Data Science, Netrias, LLC, Annapolis, MD 21409, USA.
Department of Biological Engineering, Massachusetts Institute of Technology, Cambridge, MA 02139, USA.
Bioinformatics. 2022 Jan 3;38(2):404-409. doi: 10.1093/bioinformatics/btab676.
Applications in synthetic and systems biology can benefit from measuring whole-cell response to biochemical perturbations. Execution of experiments to cover all possible combinations of perturbations is infeasible. In this paper, we present the host response model (HRM), a machine learning approach that maps response of single perturbations to transcriptional response of the combination of perturbations.
The HRM combines high-throughput sequencing with machine learning to infer links between experimental context, prior knowledge of cell regulatory networks, and RNASeq data to predict a gene's dysregulation. We find that the HRM can predict the directionality of dysregulation to a combination of inducers with an accuracy of >90% using data from single inducers. We further find that the use of prior, known cell regulatory networks doubles the predictive performance of the HRM (an R2 from 0.3 to 0.65). The model was validated in two organisms, Escherichia coli and Bacillus subtilis, using new experiments conducted after training. Finally, while the HRM is trained with gene expression data, the direct prediction of differential expression makes it possible to also conduct enrichment analyses using its predictions. We show that the HRM can accurately classify >95% of the pathway regulations. The HRM reduces the number of RNASeq experiments needed as responses can be tested in silico prior to the experiment.
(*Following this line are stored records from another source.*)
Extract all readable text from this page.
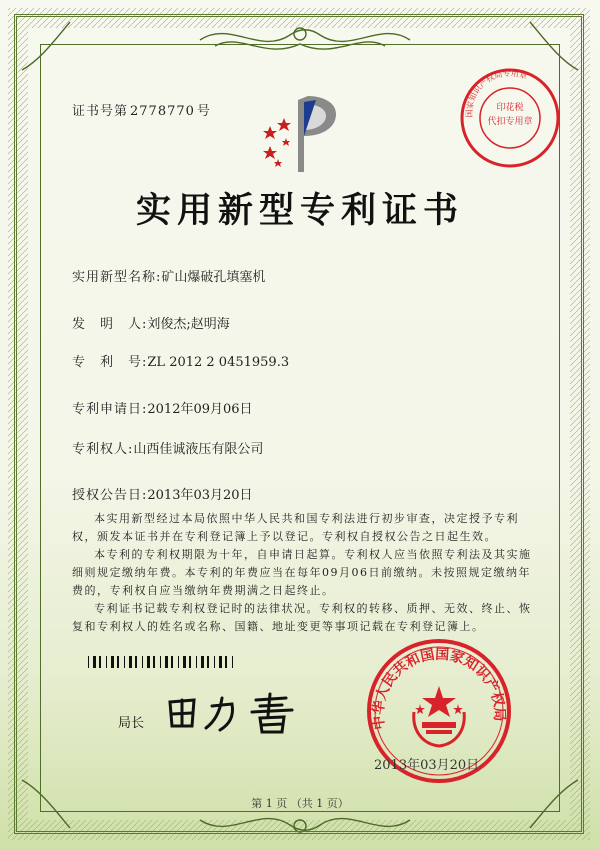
证书号第 2778770 号	印花税
代扣专用章
国家知识产权局专用章
实用新型专利证书
实用新型名称:矿山爆破孔填塞机
发　明　人:刘俊杰;赵明海
专　利　号:ZL 2012 2 0451959.3
专利申请日:2012年09月06日
专利权人:山西佳诚液压有限公司
授权公告日:2013年03月20日

本实用新型经过本局依照中华人民共和国专利法进行初步审查，决定授予专利权，颁发本证书并在专利登记簿上予以登记。专利权自授权公告之日起生效。

本专利的专利权期限为十年，自申请日起算。专利权人应当依照专利法及其实施细则规定缴纳年费。本专利的年费应当在每年09月06日前缴纳。未按照规定缴纳年费的，专利权自应当缴纳年费期满之日起终止。

专利证书记载专利权登记时的法律状况。专利权的转移、质押、无效、终止、恢复和专利权人的姓名或名称、国籍、地址变更等事项记载在专利登记簿上。

局长	中华人民共和国国家知识产权局
2013年03月20日
第 1 页 （共 1 页）
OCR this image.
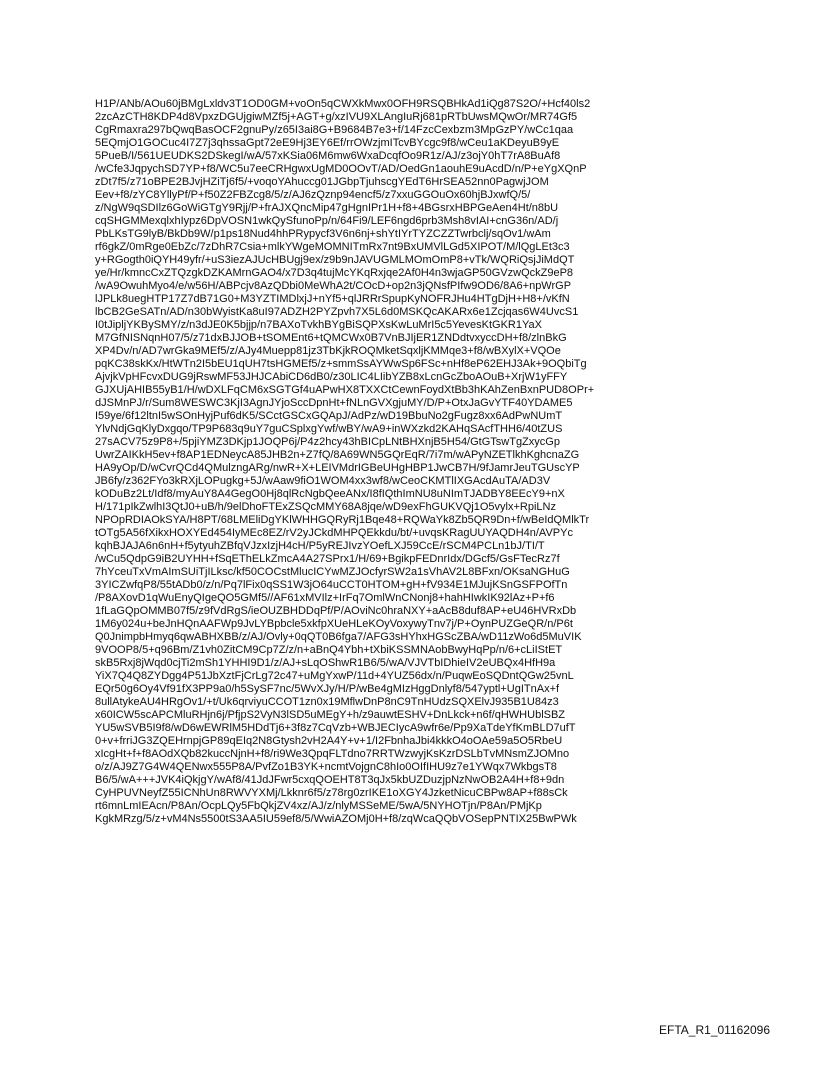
H1P/ANb/AOu60jBMgLxldv3T1OD0GM+voOn5qCWXkMwx0OFH9RSQBHkAd1iQg87S2O/+Hcf40ls2
2zcAzCTH8KDP4d8VpxzDGUjgiwMZf5j+AGT+g/xzIVU9XLAngIuRj681pRTbUwsMQwOr/MR74Gf5
CgRmaxra297bQwqBasOCF2gnuPy/z65I3ai8G+B9684B7e3+f/14FzcCexbzm3MpGzPY/wCc1qaa
5EQmjO1GOCuc4I7Z7j3qhssaGpt72eE9Hj3EY6Ef/rrOWzjmITcvBYcgc9f8/wCeu1aKDeyuB9yE
5PueB/I/561UEUDKS2DSkegI/wA/57xKSia06M6mw6WxaDcqfOo9R1z/AJ/z3ojY0hT7rA8BuAf8
/wCfe3JqpychSD7YP+f8/WC5u7eeCRHgwxUgMD0OOvT/AD/OedGn1aouhE9uAcdD/n/P+eYgXQnP
zDt7f5/z71oBPE2BJvjHZiTj6f5/+voqoYAhuccg01JGbpTjuhscgYEdT6HrSEA52nn0PagwjJOM
Eev+f8/zYC8YllyPf/P+f50Z2FBZcg8/5/z/AJ6zQznp94encf5/z7xxuGGOuOx60hjBJxwfQ/5/
z/NgW9qSDIlz6GoWiGTgY9Rjj/P+frAJXQncMip47gHgnIPr1H+f8+4BGsrxHBPGeAen4Ht/n8bU
cqSHGMMexqlxhIypz6DpVOSN1wkQySfunoPp/n/64Fi9/LEF6ngd6prb3Msh8vIAI+cnG36n/AD/j
PbLKsTG9lyB/BkDb9W/p1ps18Nud4hhPRypycf3V6n6nj+shYtIYrTYZCZZTwrbclj/sqOv1/wAm
rf6gkZ/0mRge0EbZc/7zDhR7Csia+mlkYWgeMOMNITmRx7nt9BxUMVlLGd5XIPOT/M/lQgLEt3c3
y+RGogth0iQYH49yfr/+uS3iezAJUcHBUgj9ex/z9b9nJAVUGMLMOmOmP8+vTk/WQRiQsjJiMdQT
ye/Hr/kmncCxZTQzgkDZKAMrnGAO4/x7D3q4tujMcYKqRxjqe2Af0H4n3wjaGP50GVzwQckZ9eP8
/wA9OwuhMyo4/e/w56H/ABPcjv8AzQDbi0MeWhA2t/COcD+op2n3jQNsfPIfw9OD6/8A6+npWrGP
lJPLk8uegHTP17Z7dB71G0+M3YZTIMDlxjJ+nYf5+qlJRRrSpupKyNOFRJHu4HTgDjH+H8+/vKfN
lbCB2GeSATn/AD/n30bWyistKa8uI97ADZH2PYZpvh7X5L6d0MSKQcAKARx6e1Zcjqas6W4UvcS1
I0tJipljYKBySMY/z/n3dJE0K5bjjp/n7BAXoTvkhBYgBiSQPXsKwLuMrI5c5YevesKtGKR1YaX
M7GfNISNqnH07/5/z71dxBJJOB+tSOMEnt6+tQMCWx0B7VnBJIjER1ZNDdtvxyccDH+f8/zlnBkG
XP4Dv/n/AD7wrGka9MEf5/z/AJy4Muepp81jz3TbKjkROQMketSqxljKMMqe3+f8/wBXylX+VQOe
pqKC38skKx/HtWTn2I5bEU1qUH7tsHGMEf5/z+smmSsAYWwSp6FSc+nHf8eP62EHJ3Ak+9OQbiTg
AjvjkVpHFcvxDUG9jRswMF53JHJCAbiCD6dB0/z30LIC4LIibYZB8xLcnGcZboAOuB+XrjW1yFFY
GJXUjAHIB55yB1/H/wDXLFqCM6xSGTGf4uAPwHX8TXXCtCewnFoydXtBb3hKAhZenBxnPUD8OPr+
dJSMnPJ/r/Sum8WESWC3KjI3AgnJYjoSccDpnHt+fNLnGVXgjuMY/D/P+OtxJaGvYTF40YDAME5
I59ye/6f12ltnI5wSOnHyjPuf6dK5/SCctGSCxGQApJ/AdPz/wD19BbuNo2gFugz8xx6AdPwNUmT
YlvNdjGqKlyDxgqo/TP9P683q9uY7guCSplxgYwf/wBY/wA9+inWXzkd2KAHqSAcfTHH6/40tZUS
27sACV75z9P8+/5pjiYMZ3DKjp1JOQP6j/P4z2hcy43hBICpLNtBHXnjB5H54/GtGTswTgZxycGp
UwrZAIKkH5ev+f8AP1EDNeycA85JHB2n+Z7fQ/8A69WN5GQrEqR/7i7m/wAPyNZETlkhKghcnaZG
HA9yOp/D/wCvrQCd4QMulzngARg/nwR+X+LEIVMdrIGBeUHgHBP1JwCB7H/9fJamrJeuTGUscYP
JB6fy/z362FYo3kRXjLOPugkg+5J/wAaw9fiO1WOM4xx3wf8/wCeoCKMTlIXGAcdAuTA/AD3V
kODuBz2Lt/Idf8/myAuY8A4GegO0Hj8qlRcNgbQeeANx/I8fIQthImNU8uNImTJADBY8EEcY9+nX
H/171pIkZwlhI3QtJ0+uB/h/9elDhoFTExZSQcMMY68A8jqe/wD9exFhGUKVQj1O5vylx+RpiLNz
NPOpRDIAOkSYA/H8PT/68LMEliDgYKlWHHGQRyRj1Bqe48+RQWaYk8Zb5QR9Dn+f/wBeIdQMlkTr
tOTg5A56fXikxHOXYEd454IyMEc8EZ/rV2yJCkdMHPQEkkdu/bt/+uvqsKRagUUYAQDH4n/AVPYc
kqhBJAJA6n6nH+f5ytyuhZBfqVJzxIzjH4cH/P5yREJIvzYOefLXJ59CcE/rSCM4PCLn1bJ/TI/T
/wCu5QdpG9iB2UYHH+fSqEThELkZmcA4A27SPrx1/H/69+BgikpFEDnrIdx/DGcf5/GsFTecRz7f
7hYceuTxVmAImSUiTjILksc/kf50COCstMlucICYwMZJOcfyrSW2a1sVhAV2L8BFxn/OKsaNGHuG
3YICZwfqP8/55tADb0/z/n/Pq7lFix0qSS1W3jO64uCCT0HTOM+gH+fV934E1MJujKSnGSFPOfTn
/P8AXovD1qWuEnyQIgeQO5GMf5//AF61xMVIlz+IrFq7OmlWnCNonj8+hahHIwkIK92lAz+P+f6
1fLaGQpOMMB07f5/z9fVdRgS/ieOUZBHDDqPf/P/AOviNc0hraNXY+aAcB8duf8AP+eU46HVRxDb
1M6y024u+beJnHQnAAFWp9JvLYBpbcle5xkfpXUeHLeKOyVoxywyTnv7j/P+OynPUZGeQR/n/P6t
Q0JnimpbHmyq6qwABHXBB/z/AJ/Ovly+0qQT0B6fga7/AFG3sHYhxHGScZBA/wD11zWo6d5MuVIK
9VOOP8/5+q96Bm/Z1vh0ZitCM9Cp7Z/z/n+aBnQ4Ybh+tXbiKSSMNAobBwyHqPp/n/6+cLiIStET
skB5Rxj8jWqd0cjTi2mSh1YHHI9D1/z/AJ+sLqOShwR1B6/5/wA/VJVTbIDhieIV2eUBQx4HfH9a
YiX7Q4Q8ZYDgg4P51JbXztFjCrLg72c47+uMgYxwP/11d+4YUZ56dx/n/PuqwEoSQDntQGw25vnL
EQr50g6Oy4Vf91fX3PP9a0/h5SySF7nc/5WvXJy/H/P/wBe4gMIzHggDnlyf8/547yptl+UgITnAx+f
8ullAtykeAU4HRgOv1/+t/Uk6qrviyuCCOT1zn0x19MflwDnP8nC9TnHUdzSQXElvJ935B1U84z3
x60ICW5scAPCMluRHjn6j/PfjpS2VyN3lSD5uMEgY+h/z9auwtESHV+DnLkck+n6f/qHWHUblSBZ
YU5wSVB5I9f8/wD6wEWRlM5HDdTj6+3f8z7CqVzb+WBJECIycA9wfr6e/Pp9XaTdeYfKmBLD7ufT
0+v+frriJG3ZQEHrnpjGP89qEIq2N8Gtysh2vH2A4Y+v+1/I2FbnhaJbi4kkkO4oOAe59a5O5RbeU
xIcgHt+f+f8AOdXQb82kuccNjnH+f8/ri9We3QpqFLTdno7RRTWzwyjKsKzrDSLbTvMNsmZJOMno
o/z/AJ9Z7G4W4QENwx555P8A/PvfZo1B3YK+ncmtVojgnC8hIo0OIfIHU9z7e1YWqx7WkbgsT8
B6/5/wA+++JVK4iQkjgY/wAf8/41JdJFwr5cxqQOEHT8T3qJx5kbUZDuzjpNzNwOB2A4H+f8+9dn
CyHPUVNeyfZ55ICNhUn8RWVYXMj/Lkknr6f5/z78rg0zrIKE1oXGY4JzketNicuCBPw8AP+f88sCk
rt6mnLmIEAcn/P8An/OcpLQy5FbQkjZV4xz/AJ/z/nlyMSSeME/5wA/5NYHOTjn/P8An/PMjKp
KgkMRzg/5/z+vM4Ns5500tS3AA5IU59ef8/5/WwiAZOMj0H+f8/zqWcaQQbVOSepPNTIX25BwPWk
EFTA_R1_01162096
The HRM software and tutorial are available at https://github.com/sd2e/CDM and the configurable differential expression analysis tools and tutorials are available at https://github.com/SD2E/omics_tools.
Supplementary data are available at Bioinformatics online.
合成和系统生物学中的应用可以受益于测量整个细胞对生化扰动的反应。执行实验以涵盖所有可能的扰动组合是不可行的。在本文中,我们提出了宿主反应模型(HRM),这是一种机器学习方法,它将单个扰动的反应映射到扰动组合的转录反应。
HRM 将高通量测序与机器学习相结合,以推断实验背景、细胞调控网络的先验知识和 RNASeq 数据之间的联系,从而预测基因的失调。我们发现,HRM 可以使用来自单个诱导剂的数据,以 >90%的准确率预测组合诱导剂的失调方向。我们进一步发现,使用先验的、已知的细胞调控网络可以使 HRM 的预测性能提高一倍(从 0.3 到 0.65 的 R2)。该模型在两种生物,大肠杆菌和枯草芽孢杆菌中进行了验证,使用了在训练后进行的新实验。最后,虽然 HRM 是使用基因表达数据进行训练的,但通过其预测进行差异表达的直接预测使其能够使用其预测进行富集分析。我们表明,HRM 可以准确地对 >95%的途径调控进行分类。HRM 减少了所需的 RNASeq 实验数量,因为可以在实验之前在计算机上测试反应。
HRM 软件和教程可在 https://github.com/sd2e/CDM 上获得,可配置的差异表达分析工具和教程可在 https://github.com/SD2E/omics_tools 上获得。
补充数据可在生物信息学在线获得。